The gatekeeper role that platforms play in determining which investments are easily available presents a huge challenge for the direct property sector, according to a panel discussion hosted by research firm Property Investment Research (PIR).
Speaking on the panel, AMP head of product research and approved product list management Brad Matthews said a large number of advisers achieve efficiency through platforms.
"At the moment we'd say direct property is on the fringe of the mainstream investments for planners, and a key reason for this is because of the lack of assets offered on platforms," he said.
Matthews added that liquidity concerns should not prevent direct property investments from being included on platforms.
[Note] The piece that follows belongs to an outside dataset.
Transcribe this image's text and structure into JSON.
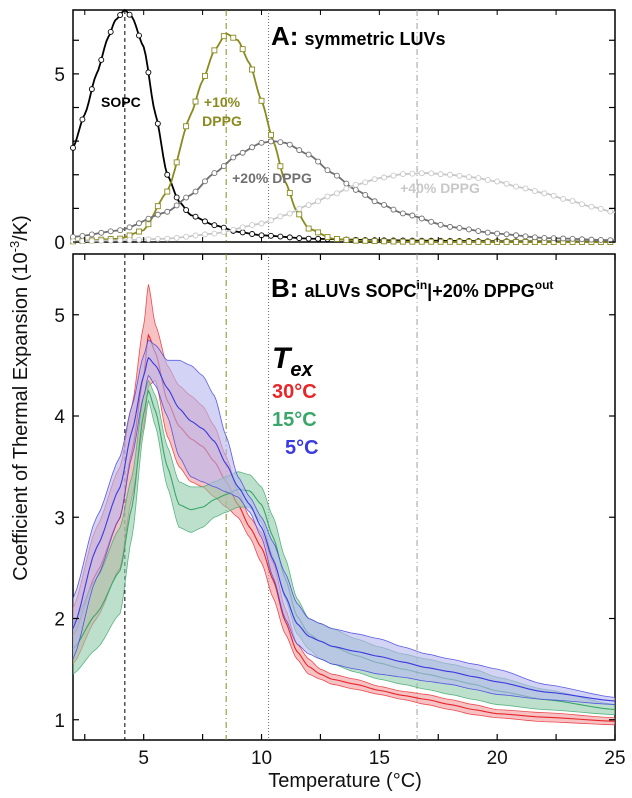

"Property investments coming out at the moment are of a higher quality and more client-oriented than previously; however, this hasn't translated into strong representation on platforms," Matthews said.
"In the past liquidity was a critical characteristic for getting on a platform; however it shouldn't be the case that something has to be liquid to get onto one, providing investors are aware of the liquidity restrictions," he said.
Richard Stacker from Charter Hall said there was opportunity for unlisted products to get on to platforms but it needed to be a collaborative process.
"Product providers need to work alongside dealer groups and platform providers to ensure the structures of new products meet the needs of investors but also the platforms, to help bring direct property investments into the mainstream financial planning space," Stacker said.
He added there were opportunities for direct property product providers to be included on platforms, provided they were willing to design their products around platform requirements.
According to Stacker, demand for unlisted property syndicates and funds is increasingly being driven by self-managed super fund investors, with Charter Hall seeing strong interest from trustees and their advisers.